HMS Endeavour Model Ship
HMS Endeavour was an English Barque – Captain Cook
“No sea can hurt her…”
(The famous words of Captain James Cook referring to the H.M.S. Endeavour.)
About the HMS Endeavour wooden scale Model Ship
This model ship of the HMS Endeavour was custom built from the following information:
- The original construction drawings.
About the construction of the HMS Endeavour wooden scale Model Ship
- The hull is built using the Double Plank-on-Bulkhead construction method
- The bulkheads and keel are cut from marine grade pine plywood
- The first layer of planking is done plank by plank using Mahogany planks
- The second layer of planking is done using Mahogany Veneer strips
- The deck is made of Anagre, a light brown timber from the Amazon
- The gunwale and stringers are made of American Walnut
- The fife rails and pin racks are made of American Walnut
- The deckhouses and gangways are made of Teak
- The masts and yards are made of Mahogany dowels
- The sails and ropes are made of linen
- The model is painted with acrylic paint
- The ornaments are cold cast in bronze and painted
History of the HMS Endeavour
The HMS Endeavour was a Royal Navy Bark with an armament of 22 and built by Fishburn, Whitby of England. She was launched in 1764 with a complement of 94.

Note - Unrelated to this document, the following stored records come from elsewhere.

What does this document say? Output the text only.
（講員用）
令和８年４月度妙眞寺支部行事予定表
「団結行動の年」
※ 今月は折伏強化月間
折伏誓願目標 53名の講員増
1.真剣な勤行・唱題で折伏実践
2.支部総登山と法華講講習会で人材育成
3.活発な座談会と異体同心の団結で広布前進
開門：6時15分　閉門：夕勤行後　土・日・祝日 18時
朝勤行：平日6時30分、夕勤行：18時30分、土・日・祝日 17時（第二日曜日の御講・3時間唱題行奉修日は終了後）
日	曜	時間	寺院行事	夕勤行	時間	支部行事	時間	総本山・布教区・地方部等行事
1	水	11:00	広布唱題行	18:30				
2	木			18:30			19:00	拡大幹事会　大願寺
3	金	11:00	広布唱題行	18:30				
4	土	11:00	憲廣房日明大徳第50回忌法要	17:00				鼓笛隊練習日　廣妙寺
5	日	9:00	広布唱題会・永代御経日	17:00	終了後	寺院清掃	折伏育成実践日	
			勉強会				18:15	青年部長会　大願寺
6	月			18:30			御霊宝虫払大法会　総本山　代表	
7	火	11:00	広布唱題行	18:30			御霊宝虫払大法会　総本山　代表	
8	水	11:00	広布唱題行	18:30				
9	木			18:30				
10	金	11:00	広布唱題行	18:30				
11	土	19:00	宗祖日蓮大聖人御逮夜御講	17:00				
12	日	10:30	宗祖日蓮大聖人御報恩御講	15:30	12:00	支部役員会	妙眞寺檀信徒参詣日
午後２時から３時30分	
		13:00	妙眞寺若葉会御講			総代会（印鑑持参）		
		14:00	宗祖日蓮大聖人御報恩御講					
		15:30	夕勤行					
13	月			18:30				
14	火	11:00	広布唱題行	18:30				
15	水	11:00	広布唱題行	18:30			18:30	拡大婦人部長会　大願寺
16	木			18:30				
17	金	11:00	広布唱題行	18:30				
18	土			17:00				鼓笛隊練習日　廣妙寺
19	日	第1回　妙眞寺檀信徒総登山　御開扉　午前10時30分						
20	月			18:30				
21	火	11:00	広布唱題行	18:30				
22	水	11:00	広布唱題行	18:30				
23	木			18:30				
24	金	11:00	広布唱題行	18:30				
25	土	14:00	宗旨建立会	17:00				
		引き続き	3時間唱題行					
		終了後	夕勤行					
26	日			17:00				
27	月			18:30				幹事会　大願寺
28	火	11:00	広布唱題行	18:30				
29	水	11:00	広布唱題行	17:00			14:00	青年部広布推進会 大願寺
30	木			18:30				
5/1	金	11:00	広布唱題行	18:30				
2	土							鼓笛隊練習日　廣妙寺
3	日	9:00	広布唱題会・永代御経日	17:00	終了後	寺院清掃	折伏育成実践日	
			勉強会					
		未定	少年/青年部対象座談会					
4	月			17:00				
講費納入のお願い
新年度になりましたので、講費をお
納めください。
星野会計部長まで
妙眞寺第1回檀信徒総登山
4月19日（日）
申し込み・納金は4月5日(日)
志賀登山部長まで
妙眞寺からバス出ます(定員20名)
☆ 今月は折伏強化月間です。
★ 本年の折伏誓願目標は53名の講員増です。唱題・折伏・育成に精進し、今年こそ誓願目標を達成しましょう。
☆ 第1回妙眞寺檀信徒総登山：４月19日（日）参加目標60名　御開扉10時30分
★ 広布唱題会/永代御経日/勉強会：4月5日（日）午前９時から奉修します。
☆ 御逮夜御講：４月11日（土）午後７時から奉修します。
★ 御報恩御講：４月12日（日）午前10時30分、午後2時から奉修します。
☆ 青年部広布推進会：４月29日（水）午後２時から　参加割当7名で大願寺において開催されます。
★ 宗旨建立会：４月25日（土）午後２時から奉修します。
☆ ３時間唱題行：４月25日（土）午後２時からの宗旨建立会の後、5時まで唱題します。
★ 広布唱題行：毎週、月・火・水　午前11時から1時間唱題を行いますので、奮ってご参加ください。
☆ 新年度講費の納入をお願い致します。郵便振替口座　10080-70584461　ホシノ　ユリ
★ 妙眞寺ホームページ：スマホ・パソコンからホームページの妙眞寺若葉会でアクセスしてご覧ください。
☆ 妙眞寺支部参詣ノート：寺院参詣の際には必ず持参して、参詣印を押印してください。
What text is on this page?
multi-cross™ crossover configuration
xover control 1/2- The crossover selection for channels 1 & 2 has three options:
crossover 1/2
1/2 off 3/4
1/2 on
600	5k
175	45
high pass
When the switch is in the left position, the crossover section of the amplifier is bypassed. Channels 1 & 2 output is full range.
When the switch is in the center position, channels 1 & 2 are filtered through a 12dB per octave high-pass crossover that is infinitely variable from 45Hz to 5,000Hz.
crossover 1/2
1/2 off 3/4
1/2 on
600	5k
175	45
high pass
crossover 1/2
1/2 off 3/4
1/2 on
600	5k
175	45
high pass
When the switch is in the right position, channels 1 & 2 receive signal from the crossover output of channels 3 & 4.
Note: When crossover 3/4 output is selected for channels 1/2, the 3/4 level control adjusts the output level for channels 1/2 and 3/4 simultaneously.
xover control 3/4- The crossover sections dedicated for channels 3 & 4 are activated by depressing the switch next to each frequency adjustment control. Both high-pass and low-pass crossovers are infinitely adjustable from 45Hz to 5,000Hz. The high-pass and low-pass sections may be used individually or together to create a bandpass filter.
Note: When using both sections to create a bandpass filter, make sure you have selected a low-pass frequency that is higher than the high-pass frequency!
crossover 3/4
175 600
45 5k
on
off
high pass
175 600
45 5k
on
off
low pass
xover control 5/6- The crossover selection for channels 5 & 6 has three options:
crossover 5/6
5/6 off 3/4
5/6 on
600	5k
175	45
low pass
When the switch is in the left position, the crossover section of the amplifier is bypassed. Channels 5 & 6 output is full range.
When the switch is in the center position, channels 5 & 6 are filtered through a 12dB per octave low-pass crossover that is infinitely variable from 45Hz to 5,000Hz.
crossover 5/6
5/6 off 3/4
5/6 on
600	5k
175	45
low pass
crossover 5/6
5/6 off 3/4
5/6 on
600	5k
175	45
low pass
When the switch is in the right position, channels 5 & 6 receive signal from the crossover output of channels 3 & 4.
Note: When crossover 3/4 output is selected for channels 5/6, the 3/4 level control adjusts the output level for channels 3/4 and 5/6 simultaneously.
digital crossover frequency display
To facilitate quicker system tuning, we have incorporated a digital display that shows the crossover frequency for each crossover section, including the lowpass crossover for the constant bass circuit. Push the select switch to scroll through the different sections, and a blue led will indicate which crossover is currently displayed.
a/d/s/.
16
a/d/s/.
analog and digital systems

In 1768, under the command of Captain Cook, the Endeavour set sail on an expedition to the South Seas. This voyage had a twofold mission, the first was to visit Tahiti to observe the transit of Venus across the sun, to contribute the improvement of astronomy, on which navigation depended and the second was to determine whether there was a great southern continent.
The Endeavour sailed from Plymouth and called at Madeira, Rio de Janeiro and the Bay of Good Success in Le Maire Strait before arriving at Tahiti. Cook’s crew had good relations with the Tahitians and remained on the island for three months. They sailed south then west, and landed on the north island of New Zealand on October 1769. The Endeavour established that New Zealand consisted of two main islands, separated by Cook Strait, a name suggested by Banks.
In 1770 Cook sailed west across the Tasman Sea and in April reached New Holland (Australia). The Endeavour entered Botany Bay (just south of modern Sydney), which they named “for the great quantity of New Plants collected there.
On this journey, Cook became the first captain to calculate his longitudinal position with accuracy. He was also the first to reduce scurvy among his crew. He is considered to be one of the greatest explorers in time.
After claiming New Holland for the British Crown, Cook sailed on to Batavia (Now Jakarta) The Endeavour anchored at Cape Town in 1771 and then sailed for St. Helena.
The Endeavour was sold to the navy in 1775 and continued to sail for the next fifteen years.
The Endeavour ran aground in 1793 off Newport, Rhode Island and was later broken up by James Cahoon.
A replica of the Endeavour is in permanent service as a museum ship in Sydney’s Darling Harbor. A second non-seagoing full-size replica is berthed on the River Tees in Stockton-on-Tees. The Russell Museum in the Bay of Island, New Zealand, has a seagoing one-fifth scale replica of the Endeavour.